The rest of this code is standard OpenMDAO code. The code can be run as normal.

class SellarDerivatives(om.Group):
    """
    Group containing the Sellar MDA. This version uses the disciplines with derivatives.
    """

    def setup(self):
        self.add_subsystem('d1', SellarDis1(), promotes=['x', 'z', 'y1', 'y2'])
        self.add_subsystem('d2', SellarDis2(), promotes=['z', 'y1', 'y2'])

        obj = self.add_subsystem('obj_cmp', om.ExecComp('obj = x**2 + z[1] + y1 + exp(-y2)', obj=0.0,
                                                  x=0.0, z=np.array([0.0, 0.0]), y1=0.0, y2=0.0),
                           promotes=['obj', 'x', 'z', 'y1', 'y2'])

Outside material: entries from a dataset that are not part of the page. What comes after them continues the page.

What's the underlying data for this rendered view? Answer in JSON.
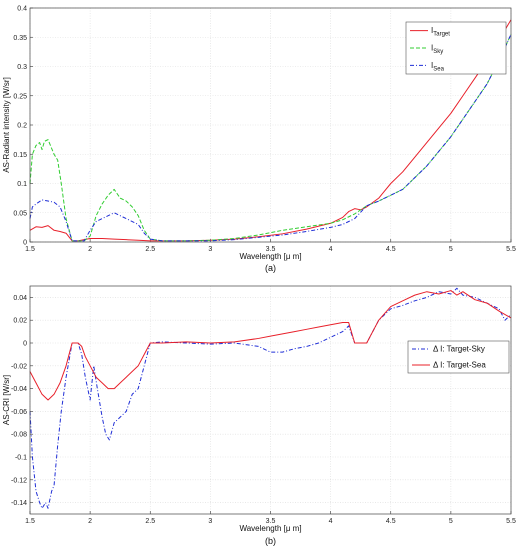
{
  "chart_data": [
    {
      "type": "line",
      "caption": "(a)",
      "xlabel": "Wavelength [μ m]",
      "ylabel": "AS-Radiant intensity [W/sr]",
      "xlim": [
        1.5,
        5.5
      ],
      "ylim": [
        0,
        0.4
      ],
      "xticks": [
        "1.5",
        "2",
        "2.5",
        "3",
        "3.5",
        "4",
        "4.5",
        "5",
        "5.5"
      ],
      "yticks": [
        "0",
        "0.05",
        "0.1",
        "0.15",
        "0.2",
        "0.25",
        "0.3",
        "0.35",
        "0.4"
      ],
      "grid": true,
      "legend_position": "top-right",
      "series": [
        {
          "name": "I",
          "name_sub": "Target",
          "color": "#e8202a",
          "dash": "solid",
          "x": [
            1.5,
            1.55,
            1.6,
            1.65,
            1.7,
            1.75,
            1.8,
            1.85,
            1.9,
            1.95,
            2.0,
            2.1,
            2.2,
            2.3,
            2.4,
            2.5,
            2.6,
            2.8,
            3.0,
            3.2,
            3.4,
            3.6,
            3.8,
            4.0,
            4.1,
            4.15,
            4.2,
            4.25,
            4.3,
            4.4,
            4.5,
            4.6,
            4.7,
            4.8,
            4.9,
            5.0,
            5.1,
            5.2,
            5.3,
            5.4,
            5.5
          ],
          "y": [
            0.02,
            0.026,
            0.025,
            0.028,
            0.02,
            0.018,
            0.015,
            0.002,
            0.002,
            0.004,
            0.006,
            0.006,
            0.005,
            0.004,
            0.003,
            0.002,
            0.002,
            0.002,
            0.003,
            0.005,
            0.009,
            0.014,
            0.022,
            0.032,
            0.042,
            0.052,
            0.057,
            0.055,
            0.06,
            0.075,
            0.1,
            0.12,
            0.145,
            0.17,
            0.195,
            0.22,
            0.25,
            0.28,
            0.31,
            0.345,
            0.38
          ]
        },
        {
          "name": "I",
          "name_sub": "Sky",
          "color": "#32cd32",
          "dash": "dashed",
          "x": [
            1.5,
            1.52,
            1.55,
            1.58,
            1.6,
            1.62,
            1.65,
            1.68,
            1.7,
            1.73,
            1.76,
            1.78,
            1.8,
            1.85,
            1.9,
            1.95,
            2.0,
            2.05,
            2.1,
            2.15,
            2.2,
            2.25,
            2.3,
            2.35,
            2.4,
            2.45,
            2.5,
            2.6,
            2.8,
            3.0,
            3.2,
            3.4,
            3.6,
            3.8,
            4.0,
            4.1,
            4.2,
            4.3,
            4.4,
            4.5,
            4.6,
            4.7,
            4.8,
            4.9,
            5.0,
            5.1,
            5.2,
            5.3,
            5.4,
            5.5
          ],
          "y": [
            0.1,
            0.15,
            0.165,
            0.17,
            0.158,
            0.172,
            0.175,
            0.16,
            0.15,
            0.14,
            0.1,
            0.07,
            0.04,
            0.002,
            0.002,
            0.002,
            0.01,
            0.045,
            0.065,
            0.08,
            0.09,
            0.075,
            0.07,
            0.06,
            0.045,
            0.02,
            0.005,
            0.002,
            0.002,
            0.003,
            0.006,
            0.012,
            0.02,
            0.026,
            0.032,
            0.038,
            0.048,
            0.062,
            0.07,
            0.08,
            0.09,
            0.11,
            0.13,
            0.155,
            0.18,
            0.21,
            0.24,
            0.27,
            0.31,
            0.355
          ]
        },
        {
          "name": "I",
          "name_sub": "Sea",
          "color": "#1f2ed6",
          "dash": "dashdot",
          "x": [
            1.5,
            1.52,
            1.55,
            1.6,
            1.65,
            1.7,
            1.75,
            1.8,
            1.85,
            1.9,
            1.95,
            2.0,
            2.05,
            2.1,
            2.15,
            2.2,
            2.25,
            2.3,
            2.35,
            2.4,
            2.45,
            2.5,
            2.6,
            2.8,
            3.0,
            3.2,
            3.4,
            3.6,
            3.8,
            4.0,
            4.1,
            4.2,
            4.3,
            4.4,
            4.5,
            4.6,
            4.7,
            4.8,
            4.9,
            5.0,
            5.1,
            5.2,
            5.3,
            5.4,
            5.5
          ],
          "y": [
            0.04,
            0.06,
            0.065,
            0.072,
            0.07,
            0.068,
            0.06,
            0.035,
            0.002,
            0.002,
            0.002,
            0.02,
            0.035,
            0.04,
            0.045,
            0.05,
            0.045,
            0.04,
            0.035,
            0.03,
            0.015,
            0.005,
            0.002,
            0.002,
            0.002,
            0.004,
            0.008,
            0.012,
            0.018,
            0.025,
            0.03,
            0.04,
            0.062,
            0.07,
            0.08,
            0.09,
            0.11,
            0.13,
            0.155,
            0.18,
            0.21,
            0.24,
            0.27,
            0.31,
            0.355
          ]
        }
      ]
    },
    {
      "type": "line",
      "caption": "(b)",
      "xlabel": "Wavelength [μ m]",
      "ylabel": "AS-CRI [W/sr]",
      "xlim": [
        1.5,
        5.5
      ],
      "ylim": [
        -0.15,
        0.05
      ],
      "xticks": [
        "1.5",
        "2",
        "2.5",
        "3",
        "3.5",
        "4",
        "4.5",
        "5",
        "5.5"
      ],
      "yticks": [
        "-0.14",
        "-0.12",
        "-0.1",
        "-0.08",
        "-0.06",
        "-0.04",
        "-0.02",
        "0",
        "0.02",
        "0.04"
      ],
      "grid": true,
      "legend_position": "right",
      "series": [
        {
          "name": "Δ I: Target-Sky",
          "color": "#1f2ed6",
          "dash": "dashdot",
          "x": [
            1.5,
            1.52,
            1.55,
            1.58,
            1.6,
            1.63,
            1.65,
            1.68,
            1.7,
            1.73,
            1.76,
            1.8,
            1.85,
            1.9,
            1.93,
            1.96,
            2.0,
            2.03,
            2.06,
            2.1,
            2.13,
            2.16,
            2.2,
            2.25,
            2.3,
            2.35,
            2.4,
            2.45,
            2.5,
            2.6,
            2.8,
            3.0,
            3.2,
            3.4,
            3.5,
            3.6,
            3.7,
            3.8,
            3.9,
            4.0,
            4.1,
            4.15,
            4.2,
            4.3,
            4.4,
            4.5,
            4.6,
            4.7,
            4.8,
            4.9,
            5.0,
            5.05,
            5.1,
            5.2,
            5.3,
            5.4,
            5.45,
            5.5
          ],
          "y": [
            -0.06,
            -0.1,
            -0.13,
            -0.14,
            -0.145,
            -0.14,
            -0.145,
            -0.13,
            -0.125,
            -0.09,
            -0.06,
            -0.03,
            0.0,
            0.0,
            -0.01,
            -0.03,
            -0.05,
            -0.02,
            -0.04,
            -0.065,
            -0.08,
            -0.085,
            -0.07,
            -0.065,
            -0.06,
            -0.045,
            -0.04,
            -0.02,
            0.0,
            0.001,
            0.0,
            -0.001,
            0.0,
            -0.003,
            -0.008,
            -0.008,
            -0.005,
            -0.003,
            0.0,
            0.005,
            0.01,
            0.015,
            0.0,
            0.0,
            0.02,
            0.03,
            0.033,
            0.037,
            0.04,
            0.045,
            0.043,
            0.048,
            0.042,
            0.04,
            0.035,
            0.03,
            0.02,
            0.025
          ]
        },
        {
          "name": "Δ I: Target-Sea",
          "color": "#e8202a",
          "dash": "solid",
          "x": [
            1.5,
            1.55,
            1.6,
            1.65,
            1.7,
            1.75,
            1.8,
            1.85,
            1.9,
            1.93,
            1.96,
            2.0,
            2.05,
            2.1,
            2.15,
            2.2,
            2.3,
            2.4,
            2.45,
            2.5,
            2.6,
            2.8,
            3.0,
            3.2,
            3.4,
            3.5,
            3.6,
            3.7,
            3.8,
            3.9,
            4.0,
            4.1,
            4.15,
            4.2,
            4.3,
            4.4,
            4.5,
            4.6,
            4.7,
            4.8,
            4.9,
            5.0,
            5.05,
            5.1,
            5.2,
            5.3,
            5.4,
            5.5
          ],
          "y": [
            -0.025,
            -0.035,
            -0.045,
            -0.05,
            -0.045,
            -0.035,
            -0.02,
            0.0,
            0.0,
            -0.003,
            -0.012,
            -0.02,
            -0.03,
            -0.035,
            -0.04,
            -0.04,
            -0.03,
            -0.02,
            -0.01,
            0.0,
            0.0,
            0.001,
            0.0,
            0.001,
            0.004,
            0.006,
            0.008,
            0.01,
            0.012,
            0.014,
            0.016,
            0.018,
            0.018,
            0.0,
            0.0,
            0.02,
            0.032,
            0.037,
            0.042,
            0.045,
            0.043,
            0.046,
            0.042,
            0.045,
            0.038,
            0.035,
            0.028,
            0.022
          ]
        }
      ]
    }
  ]
}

        con1 = self.add_subsystem('con_cmp1', om.ExecComp('con1 = 3.16 - y1', con1=0.0, y1=0.0),
                           promotes=['con1', 'y1'])
        con2 = self.add_subsystem('con_cmp2', om.ExecComp('con2 = y2 - 24.0', con2=0.0, y2=0.0),
                           promotes=['con2', 'y2'])

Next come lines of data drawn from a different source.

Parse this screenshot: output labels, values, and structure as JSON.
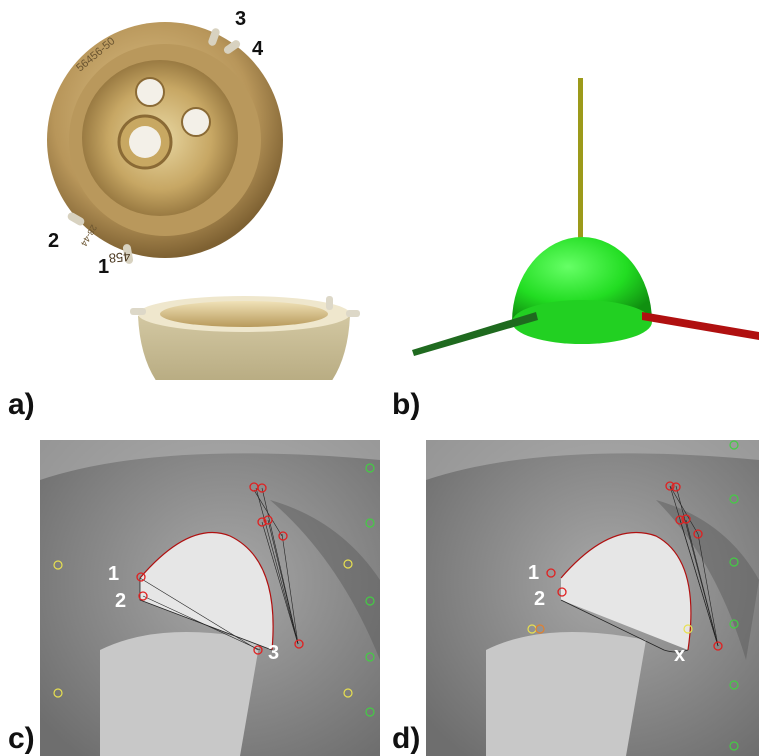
{
  "panels": {
    "a": {
      "label": "a)",
      "pin_labels": [
        "1",
        "2",
        "3",
        "4"
      ],
      "engravings": [
        "56456-50",
        "458",
        "28-44"
      ]
    },
    "b": {
      "label": "b)"
    },
    "c": {
      "label": "c)",
      "markers": [
        "1",
        "2",
        "3"
      ]
    },
    "d": {
      "label": "d)",
      "markers": [
        "1",
        "2",
        "x"
      ]
    }
  },
  "colors": {
    "cup_gold": "#c9a86a",
    "porous_coating": "#c9bd95",
    "sphere_green": "#22dd22",
    "axis_yellow": "#9c9a1a",
    "axis_red": "#b01010",
    "axis_green": "#1f6a1f",
    "xray_bg": "#8e8e8e",
    "marker_red": "#e02020",
    "marker_yellow": "#e8e050",
    "marker_green": "#44cc44"
  }
}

        # manually declare partials to allow graceful fallback to FD when nested under a higher
        # level complex step approximation.
        obj.declare_partials(of='*', wrt='*', method='cs')
        con1.declare_partials(of='*', wrt='*', method='cs')
        con2.declare_partials(of='*', wrt='*', method='cs')

        self.set_input_defaults('x', 1.0)
        self.set_input_defaults('z', np.array([5.0, 2.0]))


prob = om.Problem()
prob.model = model = SellarDerivatives()

model.add_design_var('z', lower=np.array([-10.0, 0.0]), upper=np.array([10.0, 10.0]))
model.add_design_var('x', lower=0.0, upper=10.0)
model.add_objective('obj')
model.add_constraint('con1', upper=0.0)
model.add_constraint('con2', upper=0.0)
model.add_constraint('x', upper=11.0, linear=True)

prob.set_solver_print(level=0)

prob.driver = om.ScipyOptimizeDriver(optimizer='SLSQP', tol=1e-9, disp=False)

prob.setup(check=False, mode='fwd')

prob.run_driver()
print(prob.get_val('obj'))
[3.18339401]